The Holy Scriptures abound with references to the dwelling place of Jehovah, and each of these references abounds with detailed descriptions of the majestic glory and exquisite beauty of God’s habitation.
Before the Fall, Jehovah met with our first parents in a luscious garden, perched atop a mountain from which flowed a single river that soon parted into four. After the Fall, the patriarchs met with God in groves of trees planted on the high places. In the wilderness, Jehovah gave His people an incredibly complex list of instructions regarding the construction of His house, right down to the color, arrangement and types of materials to be used. When it was time to build the Temple in Jerusalem, God gave similarly detailed instructions, and one can only imagine the majestically glorious and exquisitely beautiful dwellings that resulted from God’s commands and enabling gifts and graces.
In the very last book of the Bible we are given glimpses of the glory and beauty merely foreshadowed by Jehovah’s earthly abodes. And again, heart-stopping glory and indescribable beauty abound as John details his vision of precious gems, crowns of gold, magnificent beasts, a sea of glass, a river and a tree of life, and the shekinah-glory of God to illumine all.
As is most often the case, there are two ways to go wrong at this point: The materialistic sensualist wants to make idols of the visible forms of glory and beauty, ignoring Him to whom they point. The Gnostic Pietist attempts to worship God as a disembodied spirit divorced from this world, and winds up with worship wafer thin, stone ugly and depressingly drab; the very antithesis of that which it pretends to emulate: the sumptuous splendor of the Lamb’s wedding feast, set out and celebrated on the heights of Zion.
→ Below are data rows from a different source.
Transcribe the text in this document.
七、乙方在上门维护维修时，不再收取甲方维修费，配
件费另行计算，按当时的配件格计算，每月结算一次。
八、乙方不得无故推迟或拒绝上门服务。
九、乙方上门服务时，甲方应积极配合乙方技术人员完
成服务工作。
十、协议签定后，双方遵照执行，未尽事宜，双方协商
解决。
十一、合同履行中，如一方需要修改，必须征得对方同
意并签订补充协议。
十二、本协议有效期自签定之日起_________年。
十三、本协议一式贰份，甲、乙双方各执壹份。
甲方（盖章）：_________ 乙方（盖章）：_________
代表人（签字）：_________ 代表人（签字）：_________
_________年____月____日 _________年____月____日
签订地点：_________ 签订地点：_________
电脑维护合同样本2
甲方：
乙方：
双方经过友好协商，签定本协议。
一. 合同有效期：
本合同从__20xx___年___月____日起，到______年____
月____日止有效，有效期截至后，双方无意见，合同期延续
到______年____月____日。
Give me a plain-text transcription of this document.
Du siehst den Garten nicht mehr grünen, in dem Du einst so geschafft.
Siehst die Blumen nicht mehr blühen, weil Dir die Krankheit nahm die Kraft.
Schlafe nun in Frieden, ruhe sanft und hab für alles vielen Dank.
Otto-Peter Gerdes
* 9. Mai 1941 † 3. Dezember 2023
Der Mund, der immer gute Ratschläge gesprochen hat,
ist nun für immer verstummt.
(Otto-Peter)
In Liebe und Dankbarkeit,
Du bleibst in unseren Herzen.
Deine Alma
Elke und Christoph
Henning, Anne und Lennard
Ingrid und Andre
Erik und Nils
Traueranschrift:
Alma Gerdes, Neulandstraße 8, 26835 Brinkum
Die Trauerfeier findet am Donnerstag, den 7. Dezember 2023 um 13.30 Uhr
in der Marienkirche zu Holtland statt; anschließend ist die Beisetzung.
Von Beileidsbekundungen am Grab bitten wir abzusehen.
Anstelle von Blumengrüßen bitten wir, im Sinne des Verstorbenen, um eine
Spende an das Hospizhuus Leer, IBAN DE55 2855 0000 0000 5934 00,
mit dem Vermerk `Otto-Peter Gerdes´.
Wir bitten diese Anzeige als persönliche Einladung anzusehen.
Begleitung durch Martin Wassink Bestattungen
But the true worshipper sees through the external forms of beauty and glory by faith, and through faith beholds and adores the beauty and glory of the Lord who dwells in unapproachable light.
Every material thing has a form; every form is an art form; therefore every material thing communicates something to those who behold it. If this is true (and it is) then every Lord’s Day, the clothes that we wear, the part in our hair, the color of the carpet beneath our feet, the height of the ceiling above our heads, the candles on the communion table, the volume and skillfulness of our singing, and even the taste of the bread and wine all bespeak something (whether true or false) of the nature and character of Him who dwells in the “beauty of holiness”, and say something about the nature of worship around His throne. So with these truths in mind, and your hymnal in hand…Come, let us worship the Lord.